Transportes

Mudanças no setor dos transportes rodoviários afetam sono dos trabalhadores

Mudanças no setor dos transportes rodoviários afetam sono dos trabalhadores

Aumento de impostos, do preço dos combustíveis e da concorrência e a falta de mão-de-obra: são estes os fatores que estão a afetar a qualidade do sono dos trabalhadores do setor do transporte rodoviário de mercadorias.

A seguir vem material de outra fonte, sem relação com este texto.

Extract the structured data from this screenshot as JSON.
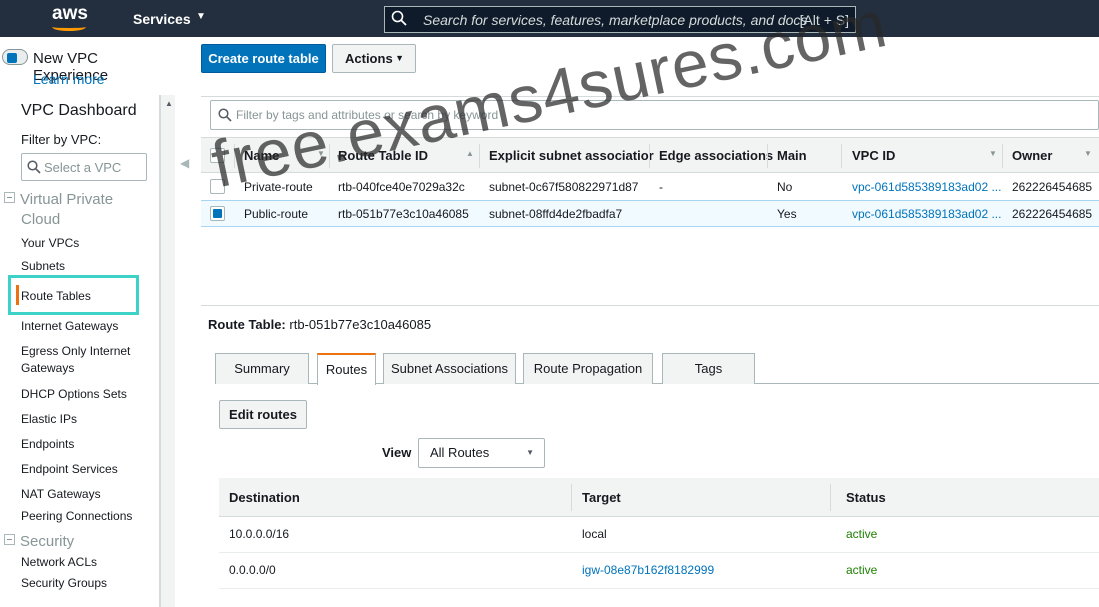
{
  "topbar": {
    "logo": "aws",
    "services_label": "Services",
    "search_placeholder": "Search for services, features, marketplace products, and docs",
    "search_shortcut": "[Alt + S]"
  },
  "experience": {
    "toggle_label": "New VPC Experience",
    "learn_more": "Learn more"
  },
  "sidebar": {
    "title": "VPC Dashboard",
    "filter_label": "Filter by VPC:",
    "filter_placeholder": "Select a VPC",
    "sections": [
      {
        "title_line1": "Virtual Private",
        "title_line2": "Cloud"
      },
      {
        "title": "Security"
      }
    ],
    "items": [
      "Your VPCs",
      "Subnets",
      "Route Tables",
      "Internet Gateways",
      "Egress Only Internet",
      "Gateways",
      "DHCP Options Sets",
      "Elastic IPs",
      "Endpoints",
      "Endpoint Services",
      "NAT Gateways",
      "Peering Connections",
      "Network ACLs",
      "Security Groups"
    ],
    "active_item": "Route Tables"
  },
  "toolbar": {
    "create_label": "Create route table",
    "actions_label": "Actions"
  },
  "grid": {
    "filter_placeholder": "Filter by tags and attributes or search by keyword",
    "columns": [
      "Name",
      "Route Table ID",
      "Explicit subnet associatior",
      "Edge associations",
      "Main",
      "VPC ID",
      "Owner"
    ],
    "rows": [
      {
        "name": "Private-route",
        "id": "rtb-040fce40e7029a32c",
        "subnet": "subnet-0c67f580822971d87",
        "edge": "-",
        "main": "No",
        "vpc": "vpc-061d585389183ad02 ...",
        "owner": "262226454685",
        "selected": false
      },
      {
        "name": "Public-route",
        "id": "rtb-051b77e3c10a46085",
        "subnet": "subnet-08ffd4de2fbadfa7",
        "edge": "",
        "main": "Yes",
        "vpc": "vpc-061d585389183ad02 ...",
        "owner": "262226454685",
        "selected": true
      }
    ]
  },
  "detail": {
    "label": "Route Table:",
    "value": "rtb-051b77e3c10a46085",
    "tabs": [
      "Summary",
      "Routes",
      "Subnet Associations",
      "Route Propagation",
      "Tags"
    ],
    "active_tab": "Routes",
    "edit_label": "Edit routes",
    "view_label": "View",
    "view_value": "All Routes"
  },
  "routes": {
    "columns": [
      "Destination",
      "Target",
      "Status"
    ],
    "rows": [
      {
        "destination": "10.0.0.0/16",
        "target": "local",
        "status": "active"
      },
      {
        "destination": "0.0.0.0/0",
        "target": "igw-08e87b162f8182999",
        "status": "active"
      }
    ]
  },
  "watermark": "free.exams4sures.com",
  "colors": {
    "topbar": "#232f3e",
    "primary": "#0073bb",
    "accent": "#ec7211",
    "highlight": "#3dd2c8",
    "status_ok": "#1d8102"
  }
}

A conclusão é de um estudo realizado pela ANTRAM em parceria com a revista Transportes em Revista e a consultora Grounded.

Segundo o estudo, as mudanças que estão a ocorrer no setor, como a incerteza fiscal, a nova legislação mais restritiva, a falta de mão-de-obra e a evolução da economia são os aspetos que mais condicionam o descanso dos trabalhadores desta área.

Apesar dos participantes revelarem que todos os fatores influenciam o seu descanso, o potencial aumento dos preços de combustíveis, a incerteza fiscal e o aumento de impostos são aqueles com maior impacto. 73% revela que dorme mal ou que tem insónias ao pensar num cenário de aumento do preço dos combustíveis. 71% indica ainda que dorme mal por causa da incerteza fiscal e 67% devido ao aumento de impostos.

Importa ainda referir que, o segmento de inquiridos mais jovens – entre os 26 e os 34 anos – e o mais sénior, com mais de 65 anos, são os que mais perdem o sono com o hipotético aparecimento de uma nova legislação mais restritiva. O estudo refere também que a evolução da economia afeta a qualidade do sono de 40% da amostra. Já o aumento da concorrência retira o sono a 35% dos participantes do estudo.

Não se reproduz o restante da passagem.